6.5 milyon oy alan bir siyasi partinin bunu yapması lazım. Bundan korkmamak da, bu meseleyi başka şeylere yormamak da lazım. Siyasette bütün partiler gibi HDP'nin mesajını da doğru okumak lazım. Yanlış bir şeyler de söyleyebilirler zaten apayrı partileriz o zaman da karşı çıkarız. Ama bence sağlıklı bir zeminde yürüyor tartışma.

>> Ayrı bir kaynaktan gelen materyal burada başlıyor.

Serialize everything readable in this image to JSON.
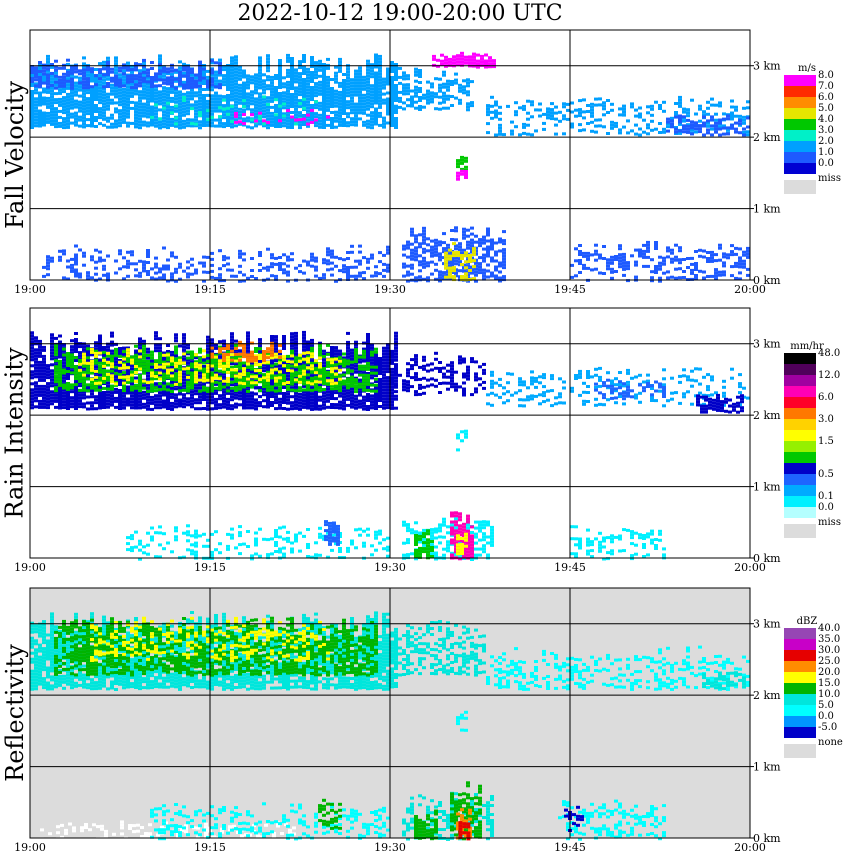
{
  "title": "2022-10-12   19:00-20:00 UTC",
  "chart_data": [
    {
      "type": "heatmap",
      "title": "Fall Velocity",
      "ylabel": "Fall Velocity",
      "x_ticks": [
        "19:00",
        "19:15",
        "19:30",
        "19:45",
        "20:00"
      ],
      "y_ticks": [
        "0 km",
        "1 km",
        "2 km",
        "3 km"
      ],
      "xlim": [
        "19:00",
        "20:00"
      ],
      "ylim_km": [
        0,
        3.5
      ],
      "background": "#ffffff",
      "legend": {
        "unit": "m/s",
        "entries": [
          {
            "label": "8.0",
            "color": "#ff00ff"
          },
          {
            "label": "7.0",
            "color": "#ff2a00"
          },
          {
            "label": "6.0",
            "color": "#ff8c00"
          },
          {
            "label": "5.0",
            "color": "#e6e600"
          },
          {
            "label": "4.0",
            "color": "#00c800"
          },
          {
            "label": "3.0",
            "color": "#00f0c8"
          },
          {
            "label": "2.0",
            "color": "#00a0ff"
          },
          {
            "label": "1.0",
            "color": "#1e5aff"
          },
          {
            "label": "0.0",
            "color": "#0000d2"
          }
        ],
        "missing": {
          "label": "miss",
          "color": "#dcdcdc"
        }
      },
      "echo_regions": [
        {
          "t0": 0.0,
          "t1": 30.5,
          "z0": 2.15,
          "z1": 3.18,
          "color_index": 6,
          "density": 0.85
        },
        {
          "t0": 0.0,
          "t1": 16.0,
          "z0": 2.7,
          "z1": 3.1,
          "color_index": 7,
          "density": 0.6
        },
        {
          "t0": 10.0,
          "t1": 24.0,
          "z0": 2.2,
          "z1": 2.6,
          "color_index": 5,
          "density": 0.15
        },
        {
          "t0": 17.0,
          "t1": 25.0,
          "z0": 2.2,
          "z1": 2.4,
          "color_index": 0,
          "density": 0.2
        },
        {
          "t0": 30.0,
          "t1": 37.0,
          "z0": 2.4,
          "z1": 3.0,
          "color_index": 6,
          "density": 0.5
        },
        {
          "t0": 33.5,
          "t1": 38.5,
          "z0": 3.0,
          "z1": 3.2,
          "color_index": 0,
          "density": 0.85
        },
        {
          "t0": 38.0,
          "t1": 59.8,
          "z0": 2.05,
          "z1": 2.6,
          "color_index": 6,
          "density": 0.35
        },
        {
          "t0": 53.0,
          "t1": 59.8,
          "z0": 2.05,
          "z1": 2.35,
          "color_index": 7,
          "density": 0.5
        },
        {
          "t0": 35.5,
          "t1": 36.5,
          "z0": 1.55,
          "z1": 1.8,
          "color_index": 4,
          "density": 0.8
        },
        {
          "t0": 35.5,
          "t1": 36.5,
          "z0": 1.42,
          "z1": 1.55,
          "color_index": 0,
          "density": 0.8
        },
        {
          "t0": 1.0,
          "t1": 30.0,
          "z0": 0.0,
          "z1": 0.5,
          "color_index": 7,
          "density": 0.35
        },
        {
          "t0": 31.0,
          "t1": 39.5,
          "z0": 0.0,
          "z1": 0.8,
          "color_index": 7,
          "density": 0.65
        },
        {
          "t0": 34.5,
          "t1": 37.0,
          "z0": 0.0,
          "z1": 0.55,
          "color_index": 3,
          "density": 0.6
        },
        {
          "t0": 45.0,
          "t1": 59.8,
          "z0": 0.0,
          "z1": 0.55,
          "color_index": 7,
          "density": 0.35
        }
      ]
    },
    {
      "type": "heatmap",
      "title": "Rain Intensity",
      "ylabel": "Rain Intensity",
      "x_ticks": [
        "19:00",
        "19:15",
        "19:30",
        "19:45",
        "20:00"
      ],
      "y_ticks": [
        "0 km",
        "1 km",
        "2 km",
        "3 km"
      ],
      "xlim": [
        "19:00",
        "20:00"
      ],
      "ylim_km": [
        0,
        3.5
      ],
      "background": "#ffffff",
      "legend": {
        "unit": "mm/hr",
        "entries": [
          {
            "label": "48.0",
            "color": "#000000"
          },
          {
            "label": "",
            "color": "#50005a"
          },
          {
            "label": "12.0",
            "color": "#a000a0"
          },
          {
            "label": "",
            "color": "#ff00b4"
          },
          {
            "label": "6.0",
            "color": "#ff0028"
          },
          {
            "label": "",
            "color": "#ff7800"
          },
          {
            "label": "3.0",
            "color": "#ffd200"
          },
          {
            "label": "",
            "color": "#ffff00"
          },
          {
            "label": "1.5",
            "color": "#96f000"
          },
          {
            "label": "",
            "color": "#00c800"
          },
          {
            "label": "",
            "color": "#0000c8"
          },
          {
            "label": "0.5",
            "color": "#1e64ff"
          },
          {
            "label": "",
            "color": "#00aaff"
          },
          {
            "label": "0.1",
            "color": "#00f0ff"
          },
          {
            "label": "0.0",
            "color": "#b4ffff"
          }
        ],
        "missing": {
          "label": "miss",
          "color": "#dcdcdc"
        }
      },
      "echo_regions": [
        {
          "t0": 0.0,
          "t1": 30.5,
          "z0": 2.1,
          "z1": 3.18,
          "color_index": 10,
          "density": 0.85
        },
        {
          "t0": 2.0,
          "t1": 29.0,
          "z0": 2.35,
          "z1": 3.0,
          "color_index": 9,
          "density": 0.6
        },
        {
          "t0": 4.0,
          "t1": 26.0,
          "z0": 2.45,
          "z1": 2.95,
          "color_index": 7,
          "density": 0.35
        },
        {
          "t0": 15.0,
          "t1": 21.0,
          "z0": 2.75,
          "z1": 3.05,
          "color_index": 5,
          "density": 0.4
        },
        {
          "t0": 30.0,
          "t1": 38.0,
          "z0": 2.3,
          "z1": 2.9,
          "color_index": 10,
          "density": 0.4
        },
        {
          "t0": 38.0,
          "t1": 59.8,
          "z0": 2.15,
          "z1": 2.7,
          "color_index": 12,
          "density": 0.3
        },
        {
          "t0": 47.0,
          "t1": 53.0,
          "z0": 2.25,
          "z1": 2.55,
          "color_index": 11,
          "density": 0.35
        },
        {
          "t0": 55.5,
          "t1": 59.5,
          "z0": 2.05,
          "z1": 2.3,
          "color_index": 10,
          "density": 0.7
        },
        {
          "t0": 35.5,
          "t1": 36.5,
          "z0": 1.5,
          "z1": 1.8,
          "color_index": 13,
          "density": 0.5
        },
        {
          "t0": 8.0,
          "t1": 30.0,
          "z0": 0.0,
          "z1": 0.5,
          "color_index": 13,
          "density": 0.3
        },
        {
          "t0": 24.5,
          "t1": 25.8,
          "z0": 0.2,
          "z1": 0.55,
          "color_index": 11,
          "density": 0.7
        },
        {
          "t0": 31.0,
          "t1": 38.5,
          "z0": 0.0,
          "z1": 0.6,
          "color_index": 13,
          "density": 0.55
        },
        {
          "t0": 32.0,
          "t1": 33.5,
          "z0": 0.0,
          "z1": 0.45,
          "color_index": 9,
          "density": 0.7
        },
        {
          "t0": 35.0,
          "t1": 37.0,
          "z0": 0.0,
          "z1": 0.7,
          "color_index": 3,
          "density": 0.7
        },
        {
          "t0": 35.5,
          "t1": 36.5,
          "z0": 0.05,
          "z1": 0.4,
          "color_index": 7,
          "density": 0.6
        },
        {
          "t0": 45.0,
          "t1": 53.0,
          "z0": 0.0,
          "z1": 0.5,
          "color_index": 13,
          "density": 0.35
        }
      ]
    },
    {
      "type": "heatmap",
      "title": "Reflectivity",
      "ylabel": "Reflectivity",
      "x_ticks": [
        "19:00",
        "19:15",
        "19:30",
        "19:45",
        "20:00"
      ],
      "y_ticks": [
        "0 km",
        "1 km",
        "2 km",
        "3 km"
      ],
      "xlim": [
        "19:00",
        "20:00"
      ],
      "ylim_km": [
        0,
        3.5
      ],
      "background": "#dcdcdc",
      "legend": {
        "unit": "dBZ",
        "entries": [
          {
            "label": "40.0",
            "color": "#9646b4"
          },
          {
            "label": "35.0",
            "color": "#c800c8"
          },
          {
            "label": "30.0",
            "color": "#e60000"
          },
          {
            "label": "25.0",
            "color": "#ff8c00"
          },
          {
            "label": "20.0",
            "color": "#ffff00"
          },
          {
            "label": "15.0",
            "color": "#00b400"
          },
          {
            "label": "10.0",
            "color": "#00e6dc"
          },
          {
            "label": "5.0",
            "color": "#00ffff"
          },
          {
            "label": "0.0",
            "color": "#0096ff"
          },
          {
            "label": "-5.0",
            "color": "#0000c8"
          }
        ],
        "missing": {
          "label": "none",
          "color": "#dcdcdc"
        }
      },
      "echo_regions": [
        {
          "t0": 0.0,
          "t1": 30.5,
          "z0": 2.1,
          "z1": 3.18,
          "color_index": 6,
          "density": 0.85
        },
        {
          "t0": 2.0,
          "t1": 29.0,
          "z0": 2.3,
          "z1": 3.1,
          "color_index": 5,
          "density": 0.65
        },
        {
          "t0": 5.0,
          "t1": 25.0,
          "z0": 2.5,
          "z1": 3.1,
          "color_index": 4,
          "density": 0.3
        },
        {
          "t0": 30.0,
          "t1": 38.0,
          "z0": 2.3,
          "z1": 3.1,
          "color_index": 6,
          "density": 0.45
        },
        {
          "t0": 38.0,
          "t1": 59.8,
          "z0": 2.1,
          "z1": 2.7,
          "color_index": 7,
          "density": 0.35
        },
        {
          "t0": 56.0,
          "t1": 59.5,
          "z0": 2.1,
          "z1": 2.35,
          "color_index": 6,
          "density": 0.6
        },
        {
          "t0": 35.5,
          "t1": 36.5,
          "z0": 1.5,
          "z1": 1.8,
          "color_index": 7,
          "density": 0.5
        },
        {
          "t0": 0.5,
          "t1": 22.0,
          "z0": 0.0,
          "z1": 0.25,
          "color_index": -1,
          "density": 0.3
        },
        {
          "t0": 10.0,
          "t1": 30.0,
          "z0": 0.0,
          "z1": 0.5,
          "color_index": 7,
          "density": 0.3
        },
        {
          "t0": 24.0,
          "t1": 26.0,
          "z0": 0.15,
          "z1": 0.6,
          "color_index": 5,
          "density": 0.55
        },
        {
          "t0": 31.0,
          "t1": 38.5,
          "z0": 0.0,
          "z1": 0.65,
          "color_index": 6,
          "density": 0.55
        },
        {
          "t0": 32.0,
          "t1": 34.0,
          "z0": 0.0,
          "z1": 0.4,
          "color_index": 5,
          "density": 0.65
        },
        {
          "t0": 35.0,
          "t1": 37.5,
          "z0": 0.0,
          "z1": 0.8,
          "color_index": 5,
          "density": 0.75
        },
        {
          "t0": 35.5,
          "t1": 36.8,
          "z0": 0.0,
          "z1": 0.45,
          "color_index": 3,
          "density": 0.75
        },
        {
          "t0": 35.7,
          "t1": 36.5,
          "z0": 0.0,
          "z1": 0.3,
          "color_index": 2,
          "density": 0.8
        },
        {
          "t0": 44.0,
          "t1": 53.0,
          "z0": 0.0,
          "z1": 0.55,
          "color_index": 7,
          "density": 0.4
        },
        {
          "t0": 44.5,
          "t1": 46.0,
          "z0": 0.1,
          "z1": 0.5,
          "color_index": 9,
          "density": 0.35
        }
      ]
    }
  ]
}
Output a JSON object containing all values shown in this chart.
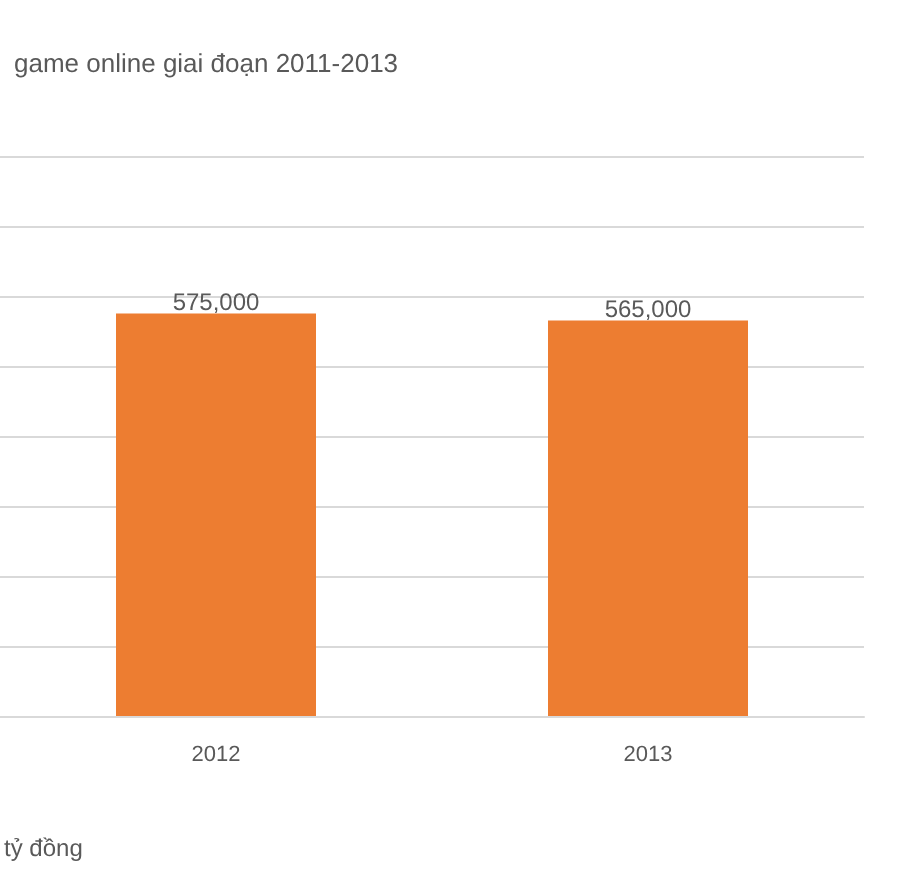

'MHP'nin evladına sarılması lazımken tık yok!'
Bir siyasi cinayet ve bu ülke siyasi cinayetlerden çok çekti. Aramızda bir gerilim hattı var MHP ile. Sağ ile sol arasında 80 öncesi yaşanan mevzularda Türkiye'nin büyük acıları var. Türkiye o acılar kabuk bağladıkça ve bir helalleşme süreci yaşanabildikçe bir ve beraber olabilecek. Hiç kimsenin 80 öncesinde yaşananlar gibi bir sürecin tetiklenmesini istemez. MHP ile CHP arasında da bir gerilim var bu yaşadığımız süreçte.
Genel başkanımız ve bütün arkadaşlarımız samimi şekilde taziyelerimizi ilettik. Bu hem insani hem de sorumlu siyasetçi davranışı. Gelişmeler oluyor, bir şey dikkat çekmeye başladı. Bütün muhalefet partilerinden açıklama geliyor MHP suskun. Normalde onların olay yerine koşması, aileye sarılması lazım. Tabutu omuzlamaları, yas tutmaları, isyan etmeleri lazım, tık yok. Evlatları ölmüş... Acayip bir sessizlik var ve bu sessizlik AKP'ye de sirayet etmiş. Böyle far tutulmuş gibi kalmış hepsi birbirine bakıyor. Çünkü acaba MHP bu cinayete neden üzülmüyor? Temel soru bu. Bir üzgünlükleri varsa bunu neden alenen paylaşmıyorlar? Evladını kaybetmiş bir parti neden sessiz, suskun, taziyesiz? Genel Başkan buna yönelik bir paylaşımda bulundu Semih Yalçın hadsiz, terbiye sınırlarını aşan bir cevap verdi.
Bugün Ülkü Ocakları'nda orda burada değil MHP'yi yöneten siyasi akılda sessizlik var. Bu mesele konuşulmasın istiyorlar, konuşana saldırıyorlar.
Bir milletvekili ile aynı evde cinayetin tetikçisinin yanındaki adam yakalanıyorsa milletvekili o evi önce arattırmıyorsa ona rağmen gelinip alınıp gidiliyorsa bu konusu soruşturulacak kardeşim. Susarsak biz o ayıplı sessizliğe ortak olursak Türkiye'yi karartırlar.